Soon an ambulance and the paramedics came. After checking Millie with their instruments and bracing her head, they very carefully lifted her onto a stretcher and carried her to the ambulance. Mom got in too. Sister Lindsay, our next-door neighbor, came over to stay with my brothers, Ben and Jeff, and me. She told us that everything would be all right, but I wasn’t sure. She hadn’t seen Millie lying there.
Dad came home about eight o’clock that night so that Sister Lindsay could go home. Looking very sad, he said, “Millie broke her neck. Mom is going to stay at the hospital with her. She’s unconscious, and we can’t make her wake up. Even if she does wake up, there’s a chance that she might be paralyzed for the rest of her life.”
I wasn’t sure what paralyzed meant, so I asked, “Does that mean that she’ll never be able to walk again?”
Dad looked at me with tears in his eyes and said, “Yes, it does, Beth. She may not even be able to move her arms and hands.”
I was horrified. Jeff began to cry, and Ben pleaded, “Can’t they do something to make her get well?”
As Dad tried to comfort us, he said, “They’re doing everything that they know how to do.
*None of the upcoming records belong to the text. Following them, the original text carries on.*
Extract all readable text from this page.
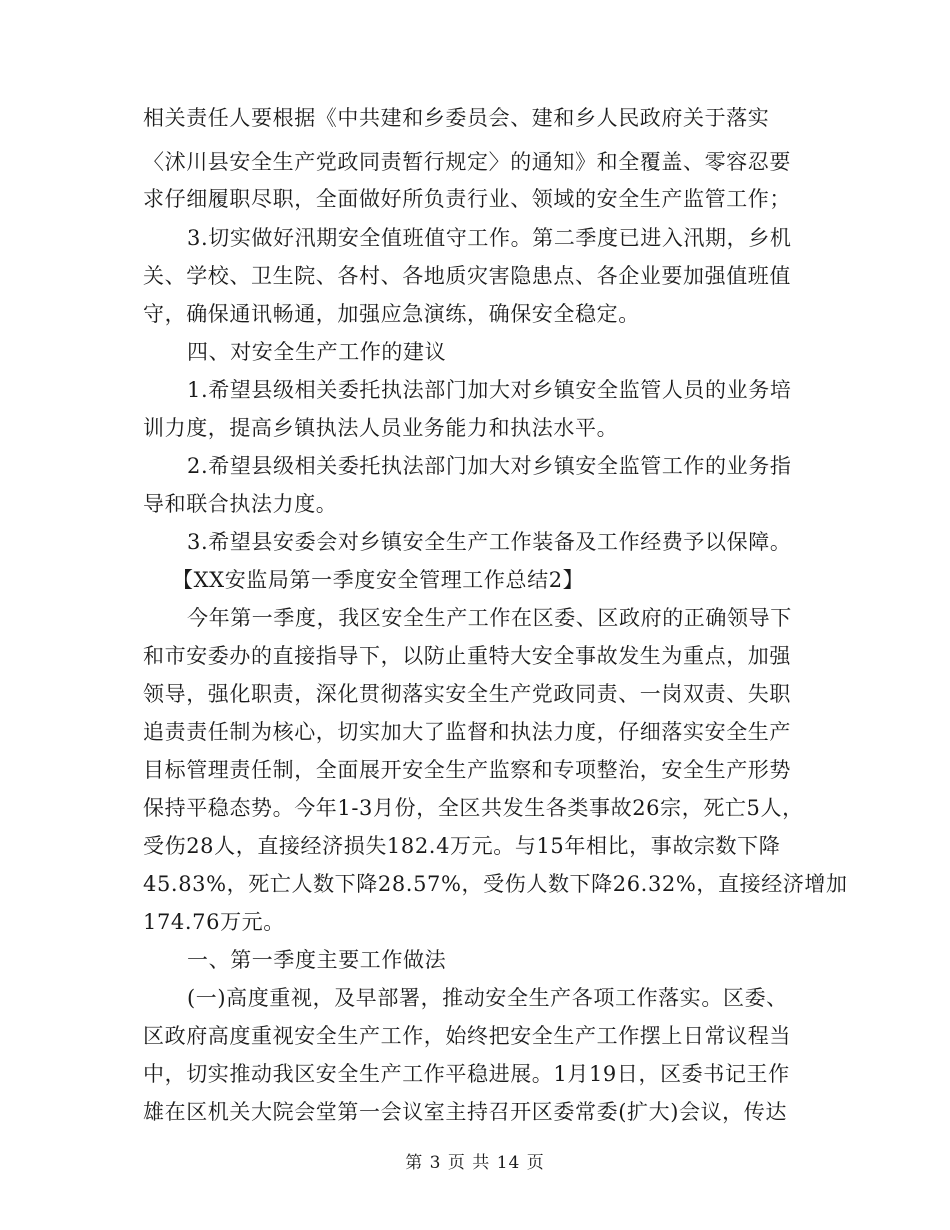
相关责任人要根据《中共建和乡委员会、建和乡人民政府关于落实
〈沭川县安全生产党政同责暂行规定〉的通知》和全覆盖、零容忍要
求仔细履职尽职，全面做好所负责行业、领域的安全生产监管工作；
3.切实做好汛期安全值班值守工作。第二季度已进入汛期，乡机
关、学校、卫生院、各村、各地质灾害隐患点、各企业要加强值班值
守，确保通讯畅通，加强应急演练，确保安全稳定。
四、对安全生产工作的建议
1.希望县级相关委托执法部门加大对乡镇安全监管人员的业务培
训力度，提高乡镇执法人员业务能力和执法水平。
2.希望县级相关委托执法部门加大对乡镇安全监管工作的业务指
导和联合执法力度。
3.希望县安委会对乡镇安全生产工作装备及工作经费予以保障。
【XX安监局第一季度安全管理工作总结2】
今年第一季度，我区安全生产工作在区委、区政府的正确领导下
和市安委办的直接指导下，以防止重特大安全事故发生为重点，加强
领导，强化职责，深化贯彻落实安全生产党政同责、一岗双责、失职
追责责任制为核心，切实加大了监督和执法力度，仔细落实安全生产
目标管理责任制，全面展开安全生产监察和专项整治，安全生产形势
保持平稳态势。今年1-3月份，全区共发生各类事故26宗，死亡5人，
受伤28人，直接经济损失182.4万元。与15年相比，事故宗数下降
45.83%，死亡人数下降28.57%，受伤人数下降26.32%，直接经济增加
174.76万元。
一、第一季度主要工作做法
(一)高度重视，及早部署，推动安全生产各项工作落实。区委、
区政府高度重视安全生产工作，始终把安全生产工作摆上日常议程当
中，切实推动我区安全生产工作平稳进展。1月19日，区委书记王作
雄在区机关大院会堂第一会议室主持召开区委常委(扩大)会议，传达
第 3 页 共 14 页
But we can do something to help Millie too.”
“If you mean prayer,” I said, “we’ve been doing that. I’ve never prayed so hard in my life.”
“I’m glad,” Dad said. “But prayer is only part of it. I called Grandma and Grandpa Wilson and Grandma and Grandpa Abbot, and they have called your aunts and uncles and cousins. Tomorrow they are all going to join with us in a special family fast for Millie.”
The next day we all fasted, and that evening Mom came home from the hospital to get some sleep. Before Dad went to take her place next to Millie’s bed, we all knelt and had a special family prayer for Millie. He told Heavenly Father that we wanted Millie to get well, but we would accept whatever He thought was best. We all felt better after the prayer.
Sometime in the middle of the night the telephone rang, and I was scared. Why would the telephone ring now, unlesssomething is wrong? I strained to hear what Mom was saying. Although I couldn’t understand all the words, she didn’t sound sad at all. I got up and went down to the kitchen.
“Oh, Beth!” Mom said as she hung up the receiver, “Millie is awake! She opened her eyes and said, ‘Daddy.’”
Ben was standing in the hall. “Can she move?” he asked.
Mom’s eyes clouded a bit. “No,” she said. “Not yet. But that doesn’t mean that she won’t. She may just need more time.”
Two days went by. The Relief Society sisters took turns staying with us kids and bringing in meals so that Mom could stay at the hospital with Millie, and Dad could go to work.
On the afternoon of the second day, the telephone rang. Sister Stevens handed it to me. I had barely said hello when Mom cried, “Oh, Beth, she moved her fingers! Millie moved her fingers!”
“Does that mean she isn’t paralyzed?” I asked excitedly.
“At least not from her waist up,” Mom replied. “I was just so happy that I wanted you to know right away. Tell the others, won’t you, Beth?”
Grandma Wilson arrived that night to stay with us. And Mom and Dad were both home for supper. Now that Millie was awake, they dared leave her for a little while. Mom said that the doctors were pretty sure that Millie would soon be able to move her toes and legs. “They said that children’s bodies mend much more quickly and better than adults’ do.”
“Mom,” I asked, “do you think that that’s why Millie is getting better?”
Smiling, she asked, “What do you think, Beth?”
My cheeks felt like they were glowing when I answered, “I think that Heavenly Father blessed her because of our fasting and prayers too.”
Dad grinned at me and said, “I’m sure of it.”
Millie had to stay in the hospital for a long time, and even after she came home, it was a long time before she could run and play like she used to. But she did get completely better.
I’m eleven years old now—almost twelve. I don’t mind fast Sundays anymore. I even understand why some people cry when they bear their testimonies—I did when I stood up to tell everyone that I knew that fasting and prayer really work.